Apple, Amazon (AMZN.O), Google Parent Alphabet (GOOGL.O) et Facebook (FB.O) ont vu leurs PE grimper récemment, mais toujours dans les fourchettes observées ces dernières années alors qu’ils ont conduit une grande partie du rallye du S&P 500.

Mais sur le marché boursier, les multiples de bénéfices testent des niveaux qui ont suivi peu après l'explosion de la bulle Internet. Le PE à terme du S&P 500 a récemment atteint 18,8, son niveau le plus élevé depuis 2002. À 22,5, le PE de l'indice technologique du S&P 500 est à son plus haut depuis 2004, mais reste loin de son pic de PE de 48 en 2000.

Avec Apple, Amazon, Alphabet et d'autres sociétés technologiques alimentant une grande partie du rallye de Wall Street depuis la crise financière de 2008-2009, certains investisseurs craignent que le marché ne devienne vulnérable à tout ralentissement de ces sociétés.

Les actions de Microsoft, Apple, Amazon, Alphabet et Facebook représentent à elles seules environ 18% de l'indice de référence S&P 500.

«Bien que les niveaux de valorisation ne soient pas aussi extrêmes, la conclusion est quelque peu la même du point de vue du marché. Si, pour une raison quelconque, ces noms vacillent, cela va être très difficile pour le Nasdaq, qui est encore plus lourd, mais même pour le marché plus large, le S&P … de bien performer », a déclaré Walter Todd, directeur des investissements chez Greenwood Capital en Caroline du Sud.

À l'apogée de l'ère dot-com, les actions technologiques représentaient plus de 35% de la valeur du S&P 500. Aujourd'hui, le secteur des technologies représente environ 25% de la capitalisation boursière du S&P 500, selon Refinitiv Datastream. Mais en combinant le secteur technologique .SPLRCT avec le secteur des communications .SPLRCL, qui comprend des sociétés liées à Internet comme Alphabet, Facebook et Netflix (NFLX.O), le groupe représente 35% du S&P 500.
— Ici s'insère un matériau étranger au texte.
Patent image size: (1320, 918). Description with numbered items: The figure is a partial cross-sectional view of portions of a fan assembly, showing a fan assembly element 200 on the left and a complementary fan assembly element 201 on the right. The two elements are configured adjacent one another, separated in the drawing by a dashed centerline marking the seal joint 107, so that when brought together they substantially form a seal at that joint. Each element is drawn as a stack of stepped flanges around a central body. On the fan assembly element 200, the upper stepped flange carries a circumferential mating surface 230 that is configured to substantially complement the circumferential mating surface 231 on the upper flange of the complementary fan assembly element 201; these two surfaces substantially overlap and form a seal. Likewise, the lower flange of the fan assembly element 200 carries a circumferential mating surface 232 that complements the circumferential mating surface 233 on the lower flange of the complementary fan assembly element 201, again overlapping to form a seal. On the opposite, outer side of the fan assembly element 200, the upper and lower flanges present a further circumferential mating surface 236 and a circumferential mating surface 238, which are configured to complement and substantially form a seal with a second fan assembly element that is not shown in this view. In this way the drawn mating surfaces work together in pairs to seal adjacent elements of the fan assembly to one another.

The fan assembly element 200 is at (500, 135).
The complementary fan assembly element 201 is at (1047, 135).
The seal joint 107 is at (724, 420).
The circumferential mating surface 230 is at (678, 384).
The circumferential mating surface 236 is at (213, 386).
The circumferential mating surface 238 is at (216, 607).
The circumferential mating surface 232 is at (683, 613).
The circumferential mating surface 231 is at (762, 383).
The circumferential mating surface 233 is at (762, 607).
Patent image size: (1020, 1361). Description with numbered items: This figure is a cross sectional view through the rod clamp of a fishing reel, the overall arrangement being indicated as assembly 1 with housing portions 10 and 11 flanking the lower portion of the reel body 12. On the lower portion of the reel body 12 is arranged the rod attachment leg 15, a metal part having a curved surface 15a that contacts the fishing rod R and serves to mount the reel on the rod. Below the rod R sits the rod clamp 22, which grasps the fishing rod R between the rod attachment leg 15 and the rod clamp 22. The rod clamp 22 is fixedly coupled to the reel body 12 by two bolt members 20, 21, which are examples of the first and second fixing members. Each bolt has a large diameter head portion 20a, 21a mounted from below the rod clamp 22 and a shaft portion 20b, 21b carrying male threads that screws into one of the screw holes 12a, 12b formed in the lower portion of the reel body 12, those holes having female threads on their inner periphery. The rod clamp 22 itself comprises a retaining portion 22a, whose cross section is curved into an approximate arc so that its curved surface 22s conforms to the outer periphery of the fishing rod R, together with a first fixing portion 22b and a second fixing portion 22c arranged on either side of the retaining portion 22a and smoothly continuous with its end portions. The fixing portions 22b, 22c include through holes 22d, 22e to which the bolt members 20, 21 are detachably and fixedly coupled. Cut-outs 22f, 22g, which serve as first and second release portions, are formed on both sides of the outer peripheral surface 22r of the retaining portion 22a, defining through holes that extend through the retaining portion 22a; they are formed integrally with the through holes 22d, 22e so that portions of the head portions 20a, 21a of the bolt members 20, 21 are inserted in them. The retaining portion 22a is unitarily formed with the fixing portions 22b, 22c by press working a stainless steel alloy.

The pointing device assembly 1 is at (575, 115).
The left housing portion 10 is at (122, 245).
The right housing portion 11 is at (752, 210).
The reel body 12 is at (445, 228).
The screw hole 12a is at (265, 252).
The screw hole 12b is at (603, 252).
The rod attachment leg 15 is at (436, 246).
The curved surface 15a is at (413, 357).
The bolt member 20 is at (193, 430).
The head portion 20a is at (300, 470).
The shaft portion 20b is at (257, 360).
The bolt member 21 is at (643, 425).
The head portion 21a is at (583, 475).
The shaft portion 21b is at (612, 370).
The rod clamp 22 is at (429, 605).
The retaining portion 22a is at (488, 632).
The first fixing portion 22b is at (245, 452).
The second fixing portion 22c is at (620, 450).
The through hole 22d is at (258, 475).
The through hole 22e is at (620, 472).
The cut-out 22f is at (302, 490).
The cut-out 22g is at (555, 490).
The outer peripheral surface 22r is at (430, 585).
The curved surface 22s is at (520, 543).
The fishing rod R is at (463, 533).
La vague d'entreprises non rentables cherchant à entrer en bourse au cours des dernières années avait frappé certains investisseurs comme similaire au boom des dot-com. Mais l'échec spectaculaire de WeWork à réaliser une introduction en bourse de plusieurs milliards de dollars l'année dernière a été considéré comme un signe positif pour les personnes préoccupées par un marché trop dynamique et la volonté des investisseurs d'acheter des actions de sociétés sans chemin clair vers la rentabilité.

Des inquiétudes plus récentes ont été déclenchées par des gains massifs – et pour certains investisseurs, déroutants – pour Tesla (TSLA.O). Le cours des actions du constructeur de véhicules électriques a grimpé de 90% rien qu'en 2020.

"Regarder Tesla la semaine dernière ressemblait beaucoup à la bulle", a déclaré Nancy Tengler, directrice des investissements de Laffer Tengler Investments.

Rapport de Noel Randewich; Montage par Alden Bentley et David Gregorio

Nos normes:Les principes du Thomson Reuters Trust.